The Casas alternatively argue that disclosure of the Shell documents to them would not violate the Protective Order because as parties they are “qualified persons” to whom the Protective Order permits disclosure. We disagree. The Protective Order’s definition of a “qualified person” limits permissible disclosure to “parties ... to whom disclosure of Confidential Information is reasonably necessary for purposes of the administration, preparation, trial, or appeal of this Litigation.” The litigation to which the Protective Order refers is the Shell lawsuit, which has been concluded. As the Casas also recognize, their suit against the Attorneys constitutes a separate and distinct, although related, case. Disclosure of the Shell documents to the Casas in this fee dispute case would violate the continuing terms of the Protective Order.
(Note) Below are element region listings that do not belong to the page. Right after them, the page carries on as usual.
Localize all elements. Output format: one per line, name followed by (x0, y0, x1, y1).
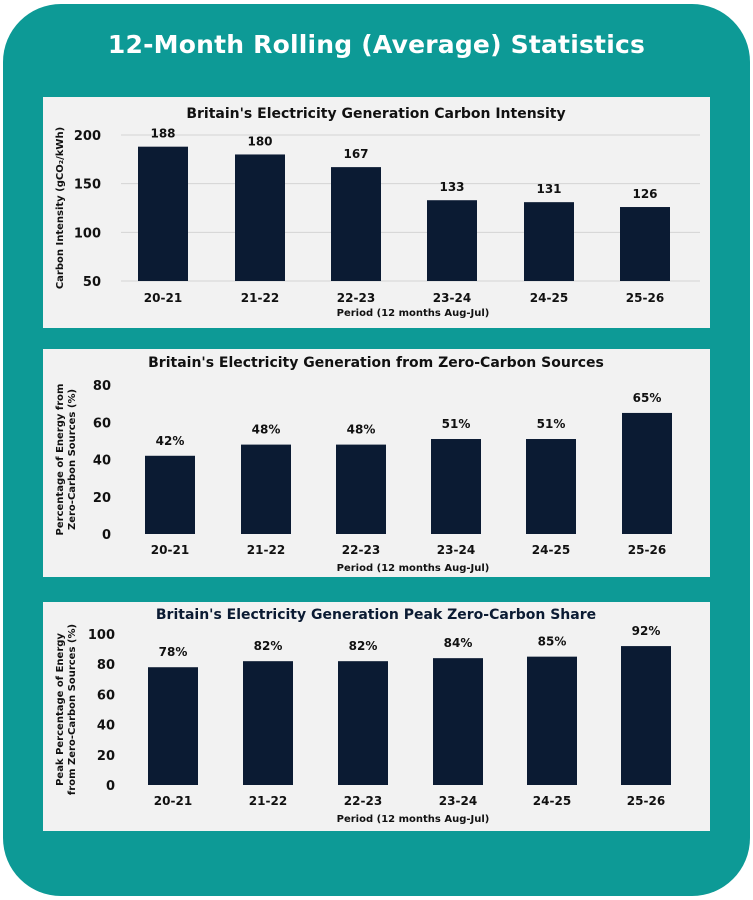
bar (336, 444, 386, 534)
data-label: 78% (159, 645, 188, 659)
bar (235, 154, 285, 281)
x-axis-label: Period (12 months Aug-Jul) (337, 814, 490, 825)
y-tick-label: 200 (74, 129, 101, 144)
bar (526, 439, 576, 534)
y-tick-label: 150 (74, 178, 101, 193)
x-tick-label: 24-25 (530, 291, 568, 305)
y-axis-label: Zero-Carbon Sources (%) (67, 389, 78, 530)
data-label: 65% (633, 391, 662, 405)
y-tick-label: 60 (93, 416, 111, 431)
peak-zero-carbon-chart: Britain's Electricity Generation Peak Ze… (55, 607, 671, 825)
bar (138, 146, 188, 281)
y-tick-label: 0 (106, 779, 115, 794)
data-label: 82% (349, 639, 378, 653)
y-tick-label: 20 (97, 749, 115, 764)
bar (241, 444, 291, 534)
data-label: 133 (439, 180, 464, 194)
y-tick-label: 80 (97, 658, 115, 673)
y-tick-label: 0 (102, 528, 111, 543)
y-tick-label: 40 (97, 719, 115, 734)
y-axis-label: Peak Percentage of Energy (55, 633, 66, 786)
data-label: 51% (442, 417, 471, 431)
bar (427, 200, 477, 281)
bar (433, 658, 483, 785)
x-tick-label: 20-21 (151, 543, 189, 557)
bar (527, 656, 577, 785)
y-tick-label: 20 (93, 491, 111, 506)
carbon-intensity-chart: Britain's Electricity Generation Carbon … (55, 106, 700, 319)
data-label: 42% (156, 434, 185, 448)
chart-panel-zero-carbon-sources: Britain's Electricity Generation from Ze… (43, 349, 710, 577)
chart-panel-carbon-intensity: Britain's Electricity Generation Carbon … (43, 97, 710, 328)
x-tick-label: 22-23 (344, 794, 382, 808)
x-tick-label: 21-22 (241, 291, 279, 305)
x-tick-label: 20-21 (144, 291, 182, 305)
x-tick-label: 21-22 (249, 794, 287, 808)
data-label: 167 (343, 147, 368, 161)
x-axis-label: Period (12 months Aug-Jul) (337, 563, 490, 574)
x-tick-label: 23-24 (433, 291, 471, 305)
bar (331, 167, 381, 281)
y-tick-label: 40 (93, 454, 111, 469)
x-tick-label: 24-25 (532, 543, 570, 557)
y-axis-label: Carbon Intensity (gCO₂/kWh) (55, 127, 66, 289)
x-axis-label: Period (12 months Aug-Jul) (337, 308, 490, 319)
x-tick-label: 25-26 (627, 794, 665, 808)
data-label: 180 (247, 134, 272, 148)
data-label: 48% (252, 423, 281, 437)
x-tick-label: 23-24 (437, 543, 475, 557)
x-tick-label: 21-22 (247, 543, 285, 557)
y-tick-label: 50 (83, 275, 101, 290)
data-label: 126 (632, 187, 657, 201)
x-tick-label: 20-21 (154, 794, 192, 808)
zero-carbon-sources-chart: Britain's Electricity Generation from Ze… (55, 355, 672, 574)
data-label: 188 (150, 127, 175, 141)
chart-title: Britain's Electricity Generation from Ze… (148, 355, 604, 371)
x-tick-label: 22-23 (342, 543, 380, 557)
y-tick-label: 60 (97, 688, 115, 703)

Accordingly, we hold the trial court abused its discretion in finding that Shell did not have standing to object to disclosure of its documents under Rule 192.6(a), and in compelling production of the Shell documents that are subject to a Protective Order between the Casas and Shell. We further hold that Shell does not have an adequate remedy by appeal. See Kuntz, 124 S.W.3d at 184. Therefore, we conditionally grant the writ of mandamus. The writ will only issue if the trial judge fails to withdraw his May 17, 2005 orders holding Shell lacks standing and compelling production of the Shell documents within ten days from the date of our opinion and order.